Pour l’heure, il ne s’agit pas de cela mais d’expliquer aux Maliens ce qu’il a pu faire. En direct et en mondovision, le président de la République est sorti à la télé pour un bilan partiel. Auparavant, il avait chargé sa jeunesse de préparer le terrain. De tout cela, il ressort, contrairement à ce que dit l’opposition, qu’IBK n’aurait pas chômé.
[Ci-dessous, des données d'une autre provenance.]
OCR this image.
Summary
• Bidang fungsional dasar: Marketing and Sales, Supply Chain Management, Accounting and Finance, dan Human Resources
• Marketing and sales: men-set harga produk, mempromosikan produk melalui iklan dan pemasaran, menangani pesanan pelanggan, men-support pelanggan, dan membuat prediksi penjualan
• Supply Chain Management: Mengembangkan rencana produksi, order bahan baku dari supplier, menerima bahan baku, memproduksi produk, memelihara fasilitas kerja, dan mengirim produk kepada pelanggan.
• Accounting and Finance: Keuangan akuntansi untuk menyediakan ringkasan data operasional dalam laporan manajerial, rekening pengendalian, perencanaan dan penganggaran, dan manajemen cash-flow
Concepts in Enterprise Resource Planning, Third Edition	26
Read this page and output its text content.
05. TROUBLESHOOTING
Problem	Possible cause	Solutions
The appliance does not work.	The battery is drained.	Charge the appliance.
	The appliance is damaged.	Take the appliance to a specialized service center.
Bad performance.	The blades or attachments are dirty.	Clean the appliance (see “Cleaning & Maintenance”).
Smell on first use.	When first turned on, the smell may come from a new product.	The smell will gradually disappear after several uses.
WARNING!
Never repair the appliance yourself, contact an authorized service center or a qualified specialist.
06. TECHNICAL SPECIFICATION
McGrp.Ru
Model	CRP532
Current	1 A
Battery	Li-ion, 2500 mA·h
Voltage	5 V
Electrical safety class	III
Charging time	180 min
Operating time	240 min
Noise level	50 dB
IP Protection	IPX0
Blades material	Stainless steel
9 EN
A son actif, la tenue, le 1er septembre 2013 des assises nationales du nord ; puis, quelques jours plus tard, la réunion (le 16 septembre 2013) des chefs des groupes armés et terroristes à Bamako, la chute de Kati et la mise en examen de militaires putschistes avec lesquels sa grande famille politique avait cheminé ; la tenue, dès le 22 octobre dernier, des états généraux de la décentralisation ; la « reconstruction de l’Etat et le rétablissement de son autorité » ; « la lutte implacable contre la corruption » ; « la mise en œuvre d’une stratégie de jeunesse » ; les pourparlers en juillet dernier entre le gouvernement et les groupes armés et terroristes ; les négociations, depuis le 1er septembre, en cours entre le gouvernement et six groupes armés, toujours à Alger.
Le peuple a écouté ébahi ces discours officiels qui prêtent beaucoup d’enjolivures à un attelage gouvernemental qui va laborieusement dans le mur, en se demandant sur quels critères IBK et ses amis se basent pour dire que les institutions financières internationales reviendront à de meilleurs sentiments, surtout que la sortie parisienne de l’opposition est perçue par beaucoup comme une manière de compliquer encore plus les relations entre le Mali et les partenaires techniques et financiers. Réussira-t-elle ? Ca se saura avant la fin de ce mois fatidique.